Düşünürüm kara kara
Kara kara düşünmekse Hülya’nın gerçeklerinden biriydi.
Bayram Bey’i evliliğe nasıl ikna edeceğini düşündü önce, sonra ise Kerim’i
babalığa ikna etmeye koyuldu. Türlü şeyler yaşandı; hüzünler, mutluluklar.
Gülerken bile gözlerinden bulutlar geçerdi Hülya’nın. “Ya mutluluğum
bozulursa?” düşüncesini yüklenmişti bu bulutlar. Düşündü Hülya, hep düşündü.

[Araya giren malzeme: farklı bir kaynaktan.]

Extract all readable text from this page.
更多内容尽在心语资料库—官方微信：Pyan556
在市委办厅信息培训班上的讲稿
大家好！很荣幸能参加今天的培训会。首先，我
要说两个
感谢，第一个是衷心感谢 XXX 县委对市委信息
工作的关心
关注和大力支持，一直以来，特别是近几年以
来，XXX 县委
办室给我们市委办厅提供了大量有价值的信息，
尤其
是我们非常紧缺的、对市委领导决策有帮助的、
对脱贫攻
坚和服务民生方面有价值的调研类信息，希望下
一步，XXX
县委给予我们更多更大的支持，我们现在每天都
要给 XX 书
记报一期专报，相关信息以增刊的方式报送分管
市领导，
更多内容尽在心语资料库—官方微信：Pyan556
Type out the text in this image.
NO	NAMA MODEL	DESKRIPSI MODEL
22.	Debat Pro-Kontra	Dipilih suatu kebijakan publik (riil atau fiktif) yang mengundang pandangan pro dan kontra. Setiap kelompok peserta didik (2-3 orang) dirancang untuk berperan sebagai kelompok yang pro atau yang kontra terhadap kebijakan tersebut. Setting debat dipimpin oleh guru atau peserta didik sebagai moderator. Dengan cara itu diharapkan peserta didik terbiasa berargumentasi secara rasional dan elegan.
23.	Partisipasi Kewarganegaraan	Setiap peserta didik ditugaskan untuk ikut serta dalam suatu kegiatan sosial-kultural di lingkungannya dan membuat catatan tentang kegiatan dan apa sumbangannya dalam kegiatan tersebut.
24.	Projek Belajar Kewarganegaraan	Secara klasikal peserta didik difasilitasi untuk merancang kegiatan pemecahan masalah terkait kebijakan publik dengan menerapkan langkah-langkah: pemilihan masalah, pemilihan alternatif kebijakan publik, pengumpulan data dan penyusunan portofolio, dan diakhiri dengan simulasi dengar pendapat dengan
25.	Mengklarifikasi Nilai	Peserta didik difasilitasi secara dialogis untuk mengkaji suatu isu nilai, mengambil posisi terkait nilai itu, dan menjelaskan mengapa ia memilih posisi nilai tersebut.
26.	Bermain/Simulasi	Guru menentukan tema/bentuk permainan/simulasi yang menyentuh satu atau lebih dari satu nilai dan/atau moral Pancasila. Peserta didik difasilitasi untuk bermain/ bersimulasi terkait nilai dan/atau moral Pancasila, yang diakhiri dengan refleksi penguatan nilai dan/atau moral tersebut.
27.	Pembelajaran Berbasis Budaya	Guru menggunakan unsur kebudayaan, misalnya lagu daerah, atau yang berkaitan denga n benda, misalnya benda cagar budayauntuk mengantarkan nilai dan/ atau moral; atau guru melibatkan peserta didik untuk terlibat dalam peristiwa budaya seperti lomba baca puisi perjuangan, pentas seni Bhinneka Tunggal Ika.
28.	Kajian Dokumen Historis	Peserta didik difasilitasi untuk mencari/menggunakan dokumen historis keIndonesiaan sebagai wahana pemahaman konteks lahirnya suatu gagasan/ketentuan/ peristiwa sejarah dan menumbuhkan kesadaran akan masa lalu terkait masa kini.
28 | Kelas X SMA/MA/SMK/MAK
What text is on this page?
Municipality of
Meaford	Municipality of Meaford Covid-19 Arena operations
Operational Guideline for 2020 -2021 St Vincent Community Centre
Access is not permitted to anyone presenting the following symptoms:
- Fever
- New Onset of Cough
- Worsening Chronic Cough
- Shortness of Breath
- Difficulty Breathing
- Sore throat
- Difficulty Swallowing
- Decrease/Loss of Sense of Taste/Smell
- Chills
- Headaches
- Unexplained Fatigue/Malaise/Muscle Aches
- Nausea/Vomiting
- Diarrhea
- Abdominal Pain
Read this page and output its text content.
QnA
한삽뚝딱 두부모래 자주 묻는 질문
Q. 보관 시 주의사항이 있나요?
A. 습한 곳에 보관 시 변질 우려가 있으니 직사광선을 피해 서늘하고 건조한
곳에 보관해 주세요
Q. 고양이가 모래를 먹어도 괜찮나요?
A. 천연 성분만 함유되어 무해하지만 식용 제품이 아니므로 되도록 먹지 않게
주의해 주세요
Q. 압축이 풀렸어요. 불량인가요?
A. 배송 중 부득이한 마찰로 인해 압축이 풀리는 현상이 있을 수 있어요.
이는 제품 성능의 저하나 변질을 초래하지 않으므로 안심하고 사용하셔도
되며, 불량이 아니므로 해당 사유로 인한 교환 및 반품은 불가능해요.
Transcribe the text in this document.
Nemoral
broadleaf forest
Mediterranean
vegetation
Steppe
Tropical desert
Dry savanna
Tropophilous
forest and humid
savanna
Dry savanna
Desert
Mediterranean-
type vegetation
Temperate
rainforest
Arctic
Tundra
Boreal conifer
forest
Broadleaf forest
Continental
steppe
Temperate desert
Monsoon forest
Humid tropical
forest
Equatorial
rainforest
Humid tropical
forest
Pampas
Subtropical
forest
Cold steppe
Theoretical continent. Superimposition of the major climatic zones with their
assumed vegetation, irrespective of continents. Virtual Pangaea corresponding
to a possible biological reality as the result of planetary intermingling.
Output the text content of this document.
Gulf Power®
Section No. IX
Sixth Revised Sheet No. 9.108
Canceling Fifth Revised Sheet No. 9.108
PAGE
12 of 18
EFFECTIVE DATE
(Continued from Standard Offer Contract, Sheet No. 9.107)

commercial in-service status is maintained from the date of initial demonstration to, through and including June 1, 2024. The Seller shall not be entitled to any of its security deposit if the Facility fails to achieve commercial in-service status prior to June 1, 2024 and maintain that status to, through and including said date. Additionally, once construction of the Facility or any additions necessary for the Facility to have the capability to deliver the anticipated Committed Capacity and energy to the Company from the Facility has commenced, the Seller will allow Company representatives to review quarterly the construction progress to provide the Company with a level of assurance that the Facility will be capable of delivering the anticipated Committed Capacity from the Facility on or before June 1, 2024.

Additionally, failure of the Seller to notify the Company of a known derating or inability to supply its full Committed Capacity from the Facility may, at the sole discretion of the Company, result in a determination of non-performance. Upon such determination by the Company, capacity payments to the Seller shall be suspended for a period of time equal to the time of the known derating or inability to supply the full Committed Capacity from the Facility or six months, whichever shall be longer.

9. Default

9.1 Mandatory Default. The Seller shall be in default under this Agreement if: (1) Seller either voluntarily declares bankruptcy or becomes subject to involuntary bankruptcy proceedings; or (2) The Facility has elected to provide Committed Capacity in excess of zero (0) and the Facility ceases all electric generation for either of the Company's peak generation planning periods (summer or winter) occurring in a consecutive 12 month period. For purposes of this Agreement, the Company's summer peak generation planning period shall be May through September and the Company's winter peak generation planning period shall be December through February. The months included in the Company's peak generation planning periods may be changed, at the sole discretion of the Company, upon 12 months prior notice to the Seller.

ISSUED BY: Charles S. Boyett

Şu halimi görse annem, ak düşer saçlarına
Annesizlik, canını en acıtan ama en dile getirmediği şeylerden biriydi
Hülya’nın. Küçücük çocukken annesizliği tadan, Süheyla Hanım’dan gerçek bir
anne şefkatini bir türlü göremeyendi o. Annesi, bu yaşadıklarını görse bir
kez daha ölürdü belki de. Belki üzüntüden, belki kahırdan.
Öptüm gözlerinden öptüm ellerinden
Gözlerinden öpmek…
Ve de ellerinden…
Cana can katan iki organa nice anlamlar yüklemek ve
güzelliklere güzellikler eklemek!
Ah bu 'Hayat Şarkısı' her şeye rağmen
Hüznüyle, neşesiyle çaldı Hayat Şarkısı. Ağladı Hülya,
ağlattı. Güldü Hülya, kahkaha attırdı. Türlü güzellikler getirdi haftalar boyu;
her şeye rağmen ve her şeyin sayesinde…
İyi ki vazgeçmedi Hülya, iyi ki hikayesini bizimle paylaştı…
Peki Hülya asıl neyden vazgeçemedi? Aşktan mı, intikamdan
mı? Hülya’nın hikayesi nasıl son bulacak? Aşkına sarılarak mı, intikamının
peşinden koşarak mı? Heyecanla ve sabırsızlıkla bekliyorum.